İddianamede, kamera kayıtlarında sanık Albayrak'ın, hasta kalp krizi geçirmeden kısa süre önce ekim yapılan odaya girdiği, öncesindeki lokal anestezi ve enseden saç kökü alma işlemlerinde yardımcı sağlık personelinin tek başlarına olduklarının görüldüğü bildirilmişti.

Gül'ün "akut koroner sendrom" sonucu hayatını kaybettiğine ilişkin rapora da yer verilen iddianamede, şu tespitlerde bulunulmuştu:

"Soruşturma kapsamında alınan sanık ve tanık ifadeleri ile Adli Tıp Kurumu raporu birlikte değerlendirildiğinde sanık Mehmet Albayrak'ın kendisine saç ekimi işlemi için gelen hastaya yapılan operasyona bizzat katılmayarak sorumluluğundaki anestezi teknikerleri sanıklar Evin Baykuşak ve Şehnaz Çelebi'ye uygulanması gereken dozu ve uygulanış şeklinin ne olduğu yönünde talimatta bulunmadan lokal anestezi ile diğer işlemleri yaptırması ve işlemlere ait tıbbi belge düzenlenmemesinin eksik olduğu anlaşılmıştır.

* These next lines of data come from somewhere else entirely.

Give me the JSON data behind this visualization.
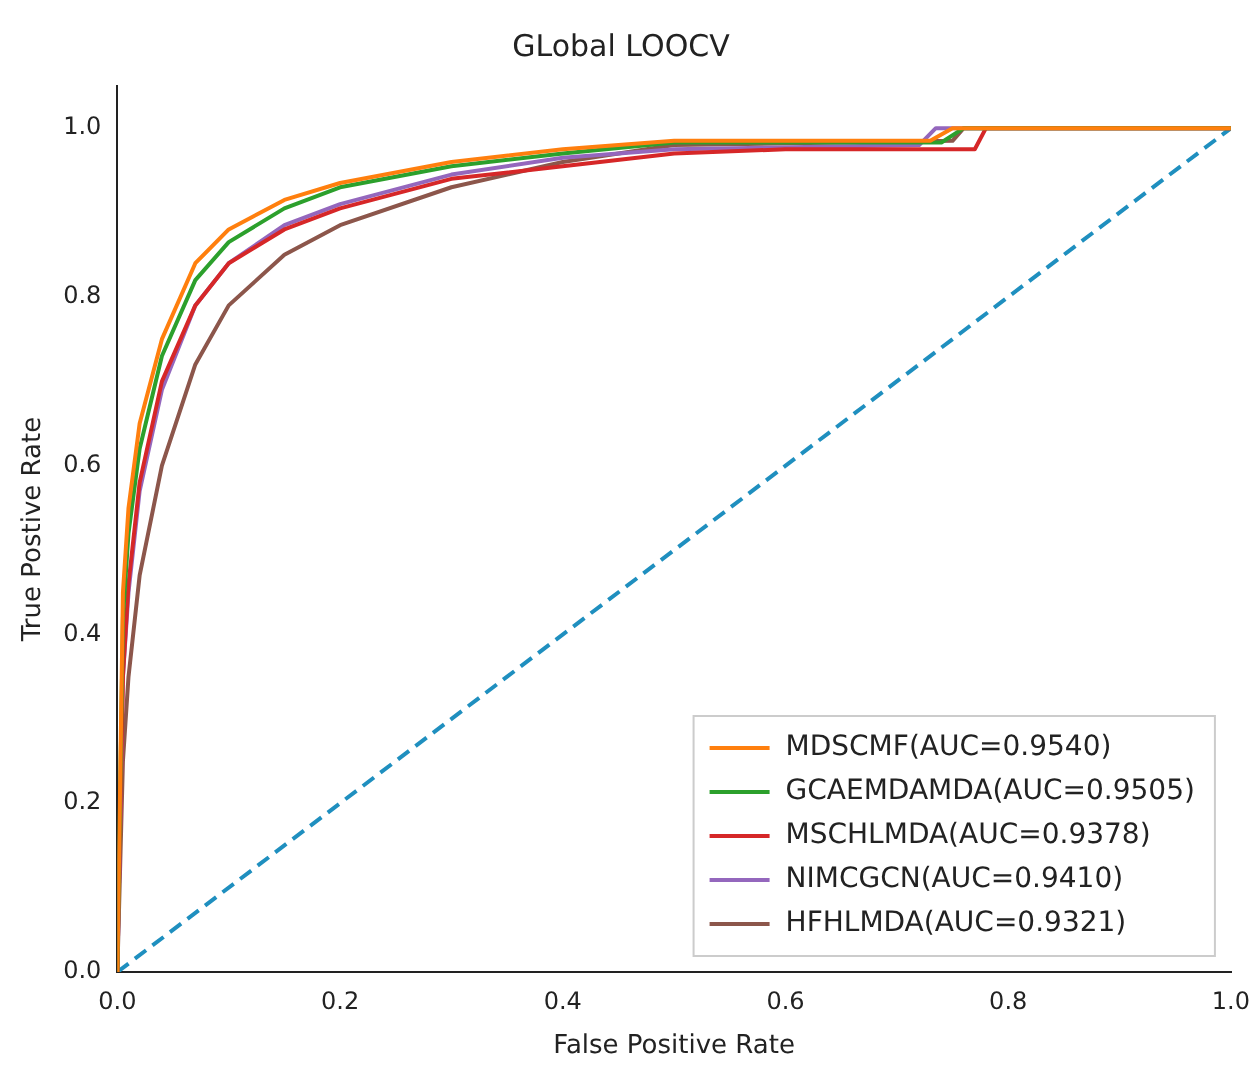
{
  "chart_data": {
    "type": "line",
    "title": "GLobal LOOCV",
    "xlabel": "False Positive Rate",
    "ylabel": "True Postive Rate",
    "xlim": [
      0,
      1
    ],
    "ylim": [
      0,
      1.05
    ],
    "xticks": [
      {
        "value": 0,
        "label": "0.0"
      },
      {
        "value": 0.2,
        "label": "0.2"
      },
      {
        "value": 0.4,
        "label": "0.4"
      },
      {
        "value": 0.6,
        "label": "0.6"
      },
      {
        "value": 0.8,
        "label": "0.8"
      },
      {
        "value": 1,
        "label": "1.0"
      }
    ],
    "yticks": [
      {
        "value": 0,
        "label": "0.0"
      },
      {
        "value": 0.2,
        "label": "0.2"
      },
      {
        "value": 0.4,
        "label": "0.4"
      },
      {
        "value": 0.6,
        "label": "0.6"
      },
      {
        "value": 0.8,
        "label": "0.8"
      },
      {
        "value": 1,
        "label": "1.0"
      }
    ],
    "grid": false,
    "legend": "bottom right",
    "marker": "none",
    "line_style": "solid",
    "series": [
      {
        "name": "MDSCMF(AUC=0.9540)",
        "color": "#ff7f0e",
        "x": [
          0,
          0.005,
          0.01,
          0.02,
          0.04,
          0.07,
          0.1,
          0.15,
          0.2,
          0.3,
          0.4,
          0.5,
          0.73,
          0.75,
          1
        ],
        "values": [
          0,
          0.45,
          0.55,
          0.65,
          0.75,
          0.84,
          0.88,
          0.915,
          0.935,
          0.96,
          0.975,
          0.985,
          0.985,
          1,
          1
        ]
      },
      {
        "name": "GCAEMDAMDA(AUC=0.9505)",
        "color": "#2ca02c",
        "x": [
          0,
          0.005,
          0.01,
          0.02,
          0.04,
          0.07,
          0.1,
          0.15,
          0.2,
          0.3,
          0.4,
          0.5,
          0.74,
          0.76,
          1
        ],
        "values": [
          0,
          0.42,
          0.52,
          0.62,
          0.73,
          0.82,
          0.865,
          0.905,
          0.93,
          0.955,
          0.97,
          0.983,
          0.983,
          1,
          1
        ]
      },
      {
        "name": "MSCHLMDA(AUC=0.9378)",
        "color": "#d62728",
        "x": [
          0,
          0.005,
          0.01,
          0.02,
          0.04,
          0.07,
          0.1,
          0.15,
          0.2,
          0.3,
          0.4,
          0.5,
          0.6,
          0.77,
          0.78,
          1
        ],
        "values": [
          0,
          0.35,
          0.46,
          0.58,
          0.7,
          0.79,
          0.84,
          0.88,
          0.905,
          0.94,
          0.955,
          0.97,
          0.975,
          0.975,
          1,
          1
        ]
      },
      {
        "name": "NIMCGCN(AUC=0.9410)",
        "color": "#9467bd",
        "x": [
          0,
          0.005,
          0.01,
          0.02,
          0.04,
          0.07,
          0.1,
          0.15,
          0.2,
          0.3,
          0.4,
          0.5,
          0.72,
          0.735,
          1
        ],
        "values": [
          0,
          0.35,
          0.45,
          0.57,
          0.69,
          0.79,
          0.84,
          0.885,
          0.91,
          0.945,
          0.965,
          0.975,
          0.98,
          1,
          1
        ]
      },
      {
        "name": "HFHLMDA(AUC=0.9321)",
        "color": "#8c564b",
        "x": [
          0,
          0.005,
          0.01,
          0.02,
          0.04,
          0.07,
          0.1,
          0.15,
          0.2,
          0.3,
          0.4,
          0.5,
          0.75,
          0.76,
          1
        ],
        "values": [
          0,
          0.25,
          0.35,
          0.47,
          0.6,
          0.72,
          0.79,
          0.85,
          0.885,
          0.93,
          0.96,
          0.98,
          0.985,
          1,
          1
        ]
      },
      {
        "color": "#1f8fbf",
        "line_style": "dashed",
        "x": [
          0,
          1
        ],
        "values": [
          0,
          1
        ]
      }
    ]
  }
}
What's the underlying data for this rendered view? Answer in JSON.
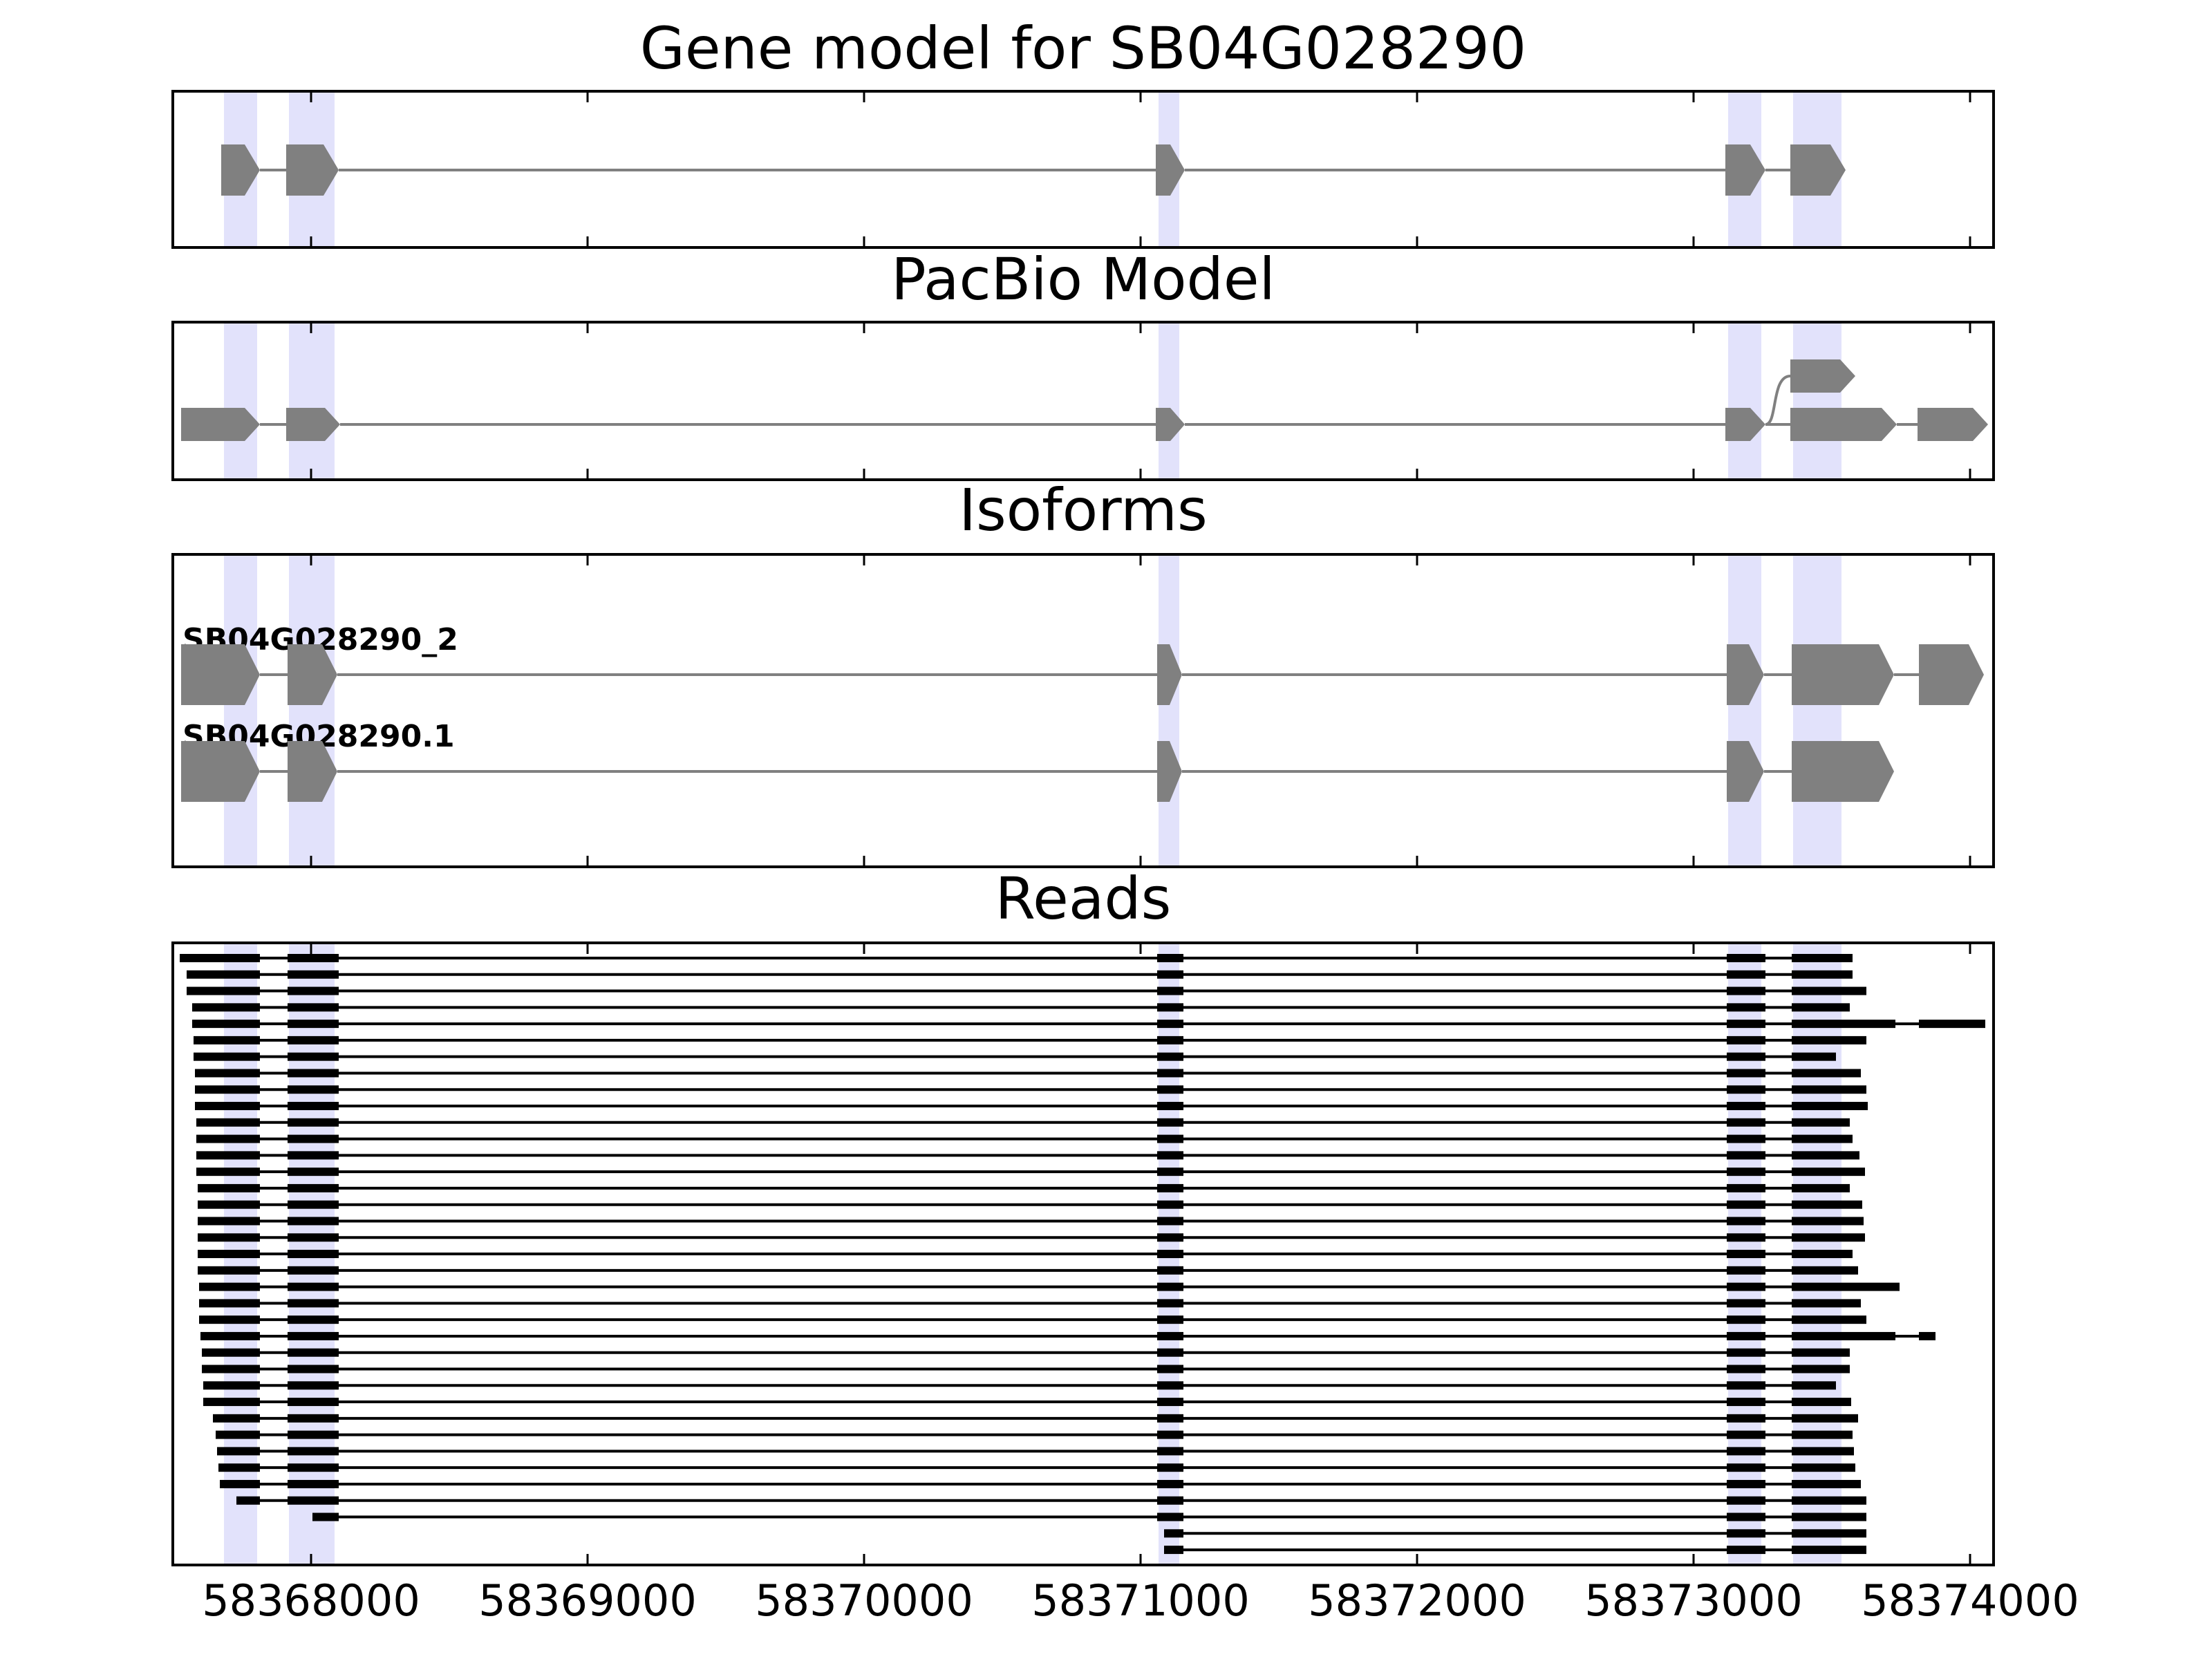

Bu nedenle hastaya saç ekimi sırasında yapılan işlemlerle ölüm nedeni arasında illiyet bağı olup olmadığı hususunda kesin değerlendirme yapılamamasının sanık doktor ve anestezi teknikerlerinin eylemleri yönünden şüpheyi ortadan kaldırmamıştır. Hastane başhekimi sanık Çağrı Serdar Elgörüş de saç ekimi işlemleri yapılmayan hastane bölümünde SGK kaydı olmayan tekniker ve asistanlar tarafından kayıt dışı hasta kabul edilerek işlem yapılması nedeniyle denetim görevini yerine getirmemiştir. Sanıkların eylemleri ve neticesinde gerçekleştiği şüphesi bulunan İbrahim Gül'ün ölüm olayında sanıkların kusurlu olduğu mevcut deliller ile tüm evrak kapsamında anlaşılmaktadır.”

İddianamede, sanıklar Çağrı Serdar Elgörmüş, Evin Baykuşak, Mehmet Albayrak ve Şehnaz Çelebi'nin "taksirle ölüme neden olma" suçundan ikişer yıldan altışar yıla kadar hapis cezasına çarptırılması istenmişti.